Tunisians gather to protest transitional government; anti-government protestors in Thailand rally against amnesty bill; North Korea proposes another round of talks with South Korea; Yemen foils al-Qaeda plot; Mexico launches energy reform; and more

Top of the Agenda: Mass Protest March in Tunisia


Anis Mili/Courtesy Reuters

Tens of thousands of Tunisians gathered in downtown Tunis on Tuesday night to demand the ouster (TunisiaLive) of the transitional government, led by the moderate Islamist party Ennahda. The march marked the largest opposition demonstration since the country's political crisis began two weeks ago (al-Jazeera) when the secular opposition rose to protest two political assassinations. The opposition also wants to dissolve the Constituent Assembly, which is weeks away from finishing a draft constitution and election law (Reuters). Tunisia has been facing its worst political turmoil since autocratic ruler Zine el-Abidine Ben Ali was toppled in 2011.


"Labor union officials have recently been leading the call for a technocratic national unity government to end the current political tensions that threaten to erode the democratic progress of the past two years," writes Mohamed Elshinnawi for Voice of America.

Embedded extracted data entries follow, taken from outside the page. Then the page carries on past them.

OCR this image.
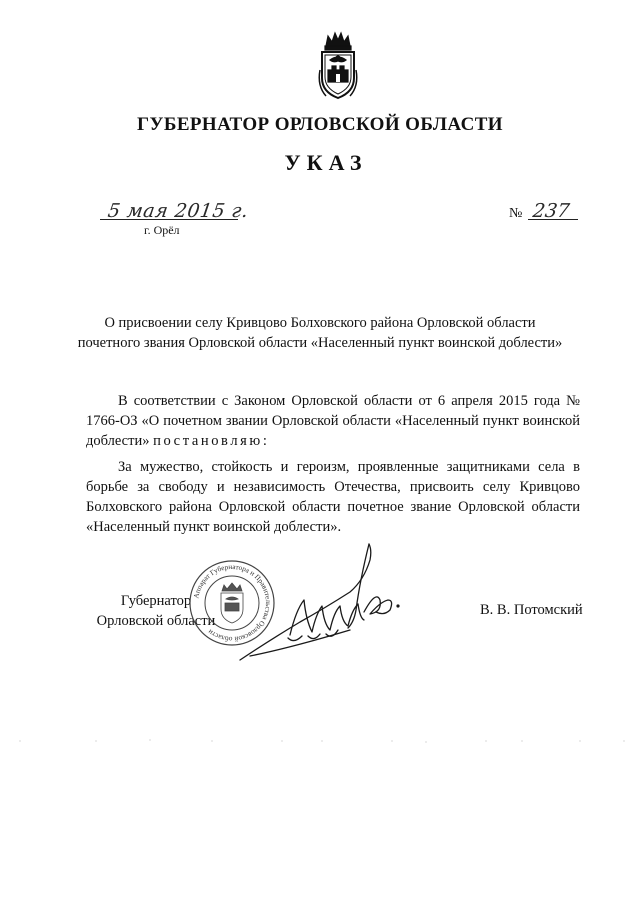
ГУБЕРНАТОР ОРЛОВСКОЙ ОБЛАСТИ
УКАЗ
5 мая 2015 г.
г. Орёл
№ 237
О присвоении селу Кривцово Болховского района Орловской области
почетного звания Орловской области «Населенный пункт воинской доблести»
В соответствии с Законом Орловской области от 6 апреля 2015 года № 1766-ОЗ «О почетном звании Орловской области «Населенный пункт воинской доблести» постановляю:
За мужество, стойкость и героизм, проявленные защитниками села в борьбе за свободу и независимость Отечества, присвоить селу Кривцово Болховского района Орловской области почетное звание Орловской области «Населенный пункт воинской доблести».
Губернатор
Орловской области
Аппарат Губернатора и Правительства Орловской области
В. В. Потомский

"Behind some Tunisian politicians, there are businessmen who had very prominent positions in the old regime. Old regime interests are strong in [political party] Nidaa Tounes, the media, and even in UGTT [Tunisian General Labor Union], and these links need to be better understood by Tunisians and outside analysts," writes Omar Belhaj Salah for Foreign Policy.

"Ennahda is now trying to negotiate a new deal with the main opposition parties. The deal would pave the way for an expanded coalition, where Ennahda will still have a bigger say. But the deal will not include the parliament, known here as the Constituent Assembly. For the governing coalition, it is a 'red line,'" writes Hashem Ahelbarra for al-Jazeera.



Thai Demonstrators Protest Amnesty Bill

Around two thousand Thai antigovernment demonstrators met for an opposition-led rally near parliament Wednesday, protesting against a controversial bill (AFP) offering amnesty for those involved in political violence during and after the 2006 military coup that toppled then-prime minister Thaksin Shinawatra.

CFR's Joshua Kurlantzick joins a discussion about the political and economic transition of Thailand and Indonesia in this audio series.

NORTH KOREA: North Korea proposed another round of talks (Yonhap) with its southern counterpart on the joint Kaesong industrial complex, which has been shuttered since early April.